Enzymes are specific to substrates
Unlike chemical catalysts, enzymes are specific in their action. To be able to function, the enzyme must first be associated with one of the reacting biochemicals, or substrates. Each enzyme has an active site that has a characteristic shape that fits with a corresponding shape in the substrate.
Originally, these active sites were believed to require an exact fit with the substrate. Under the Lock and Key model, if the substrate didn't fit the enzyme's active site exactly, no catalysis occurred. In 1958, Daniel Koshland suggested that the fit between enzyme and substrate is very close, but not necessarily exact. In his Induced Fit model, he explained that, while each enzyme is in fact specific to its one substrate, the fit isn't always quite perfect, and the substrate has to modify the enzyme slightly for binding to occur.
Enzymes lower activation energy
Enzyme action speeds up biochemical reactions by lowering the activation energy needed. The molecules which are involved in the biochemical reactions are called the substrates. These substrates needed a high transitional energy to be able to react. When there is only one molecule involved and has to to be transformed, then it attaches to the active site of the enzyme, which provides the place where the reaction occurs. When the biochemical reaction involves more than one substrate, they attach to the active site on the enzyme in the proper orientation and position that hastens the reaction. Sometimes, an enzyme may also get involved in the reaction. It reacts with one of the substrates to form an intermediary product in a reaction that needs much less energy. This intermediary product reacts with the second substrate to give the final product, the releases the enzyme.
Enzyme activity is regulated by cells
Temperature and pH are two important factors that influence reactions. As the temperature increases, so does the kinetic energy in the cell, which increases reaction speed. However, if the temperature rises more than the optimal, enzymes can get denatured. In human cells the optimum temperature is around 37 degrees Celsius, or 98.6 degrees Fahrenheit, which is also the average healthy human body temperature. The range of pH in which enzymes functional best is usually narrow. Any deviation in pH causes the bonds in enzymes to break, changing its shape, and therefore effectiveness.
Inhibition of enzymes
To save resources and energy when the cell has a high enough concentration of a synthesized product, inhibition of enzyme activity is necessary. Regulatory chemical substances can inhibit enzyme activity by binding to an active site and preventing substrate binding, in which case they are called competitive inhibitors. If inhibitors are attached to another place on the enzyme, but manage to influence the bonding of substrates, they are called non-competitive.
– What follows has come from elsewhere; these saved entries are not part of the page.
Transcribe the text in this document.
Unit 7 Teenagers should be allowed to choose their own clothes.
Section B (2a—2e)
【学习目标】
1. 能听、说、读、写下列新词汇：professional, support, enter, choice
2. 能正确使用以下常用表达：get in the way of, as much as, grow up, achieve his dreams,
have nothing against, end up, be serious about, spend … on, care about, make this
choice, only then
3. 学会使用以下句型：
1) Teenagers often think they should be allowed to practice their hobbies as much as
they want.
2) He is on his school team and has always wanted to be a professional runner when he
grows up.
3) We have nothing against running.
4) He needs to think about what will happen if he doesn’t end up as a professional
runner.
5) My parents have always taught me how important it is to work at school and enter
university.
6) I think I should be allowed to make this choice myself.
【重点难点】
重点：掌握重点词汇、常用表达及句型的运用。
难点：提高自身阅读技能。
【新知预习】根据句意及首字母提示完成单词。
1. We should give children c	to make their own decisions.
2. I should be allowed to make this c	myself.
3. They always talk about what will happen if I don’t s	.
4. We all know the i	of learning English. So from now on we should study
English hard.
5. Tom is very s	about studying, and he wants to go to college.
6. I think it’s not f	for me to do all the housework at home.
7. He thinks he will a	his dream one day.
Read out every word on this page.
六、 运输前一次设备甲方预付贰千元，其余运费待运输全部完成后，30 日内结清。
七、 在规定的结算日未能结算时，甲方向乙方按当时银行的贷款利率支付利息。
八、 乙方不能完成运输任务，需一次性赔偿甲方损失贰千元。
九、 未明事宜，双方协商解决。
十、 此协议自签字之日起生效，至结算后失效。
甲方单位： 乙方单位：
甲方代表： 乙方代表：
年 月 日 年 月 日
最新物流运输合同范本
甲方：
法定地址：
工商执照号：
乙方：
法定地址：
All cells must carry out a number of chemical reactions in order to function. Many of these reactions require their activation energy to be lowered by enzymes so that they can occur in the temperature and pH range in which living cells can survive. Enzymes are specialized proteins that catalyze reactions by binding to and changing one of the reactants, call a substrate, so that it can react more readily with the other reactant(s). This lowers the amount of energy required to begin the reaction, which is called the activation energy. Enzymes aren't consumed or permanently changed during the reaction, and they don't have to be present for the reaction to occur, so long as the activation energy for the reaction is met. Sometimes, enzymes need a little help to get the job done. There are many molecules ,both organic and inorganic, that can act as co-factors to alter the enzyme or substrate just enough that the enzyme can do its job. When there is no more need for a reaction to occur, enzymatic activity can be inhibited, either by the action of special regulatory chemicals or by the simple lack of substrates.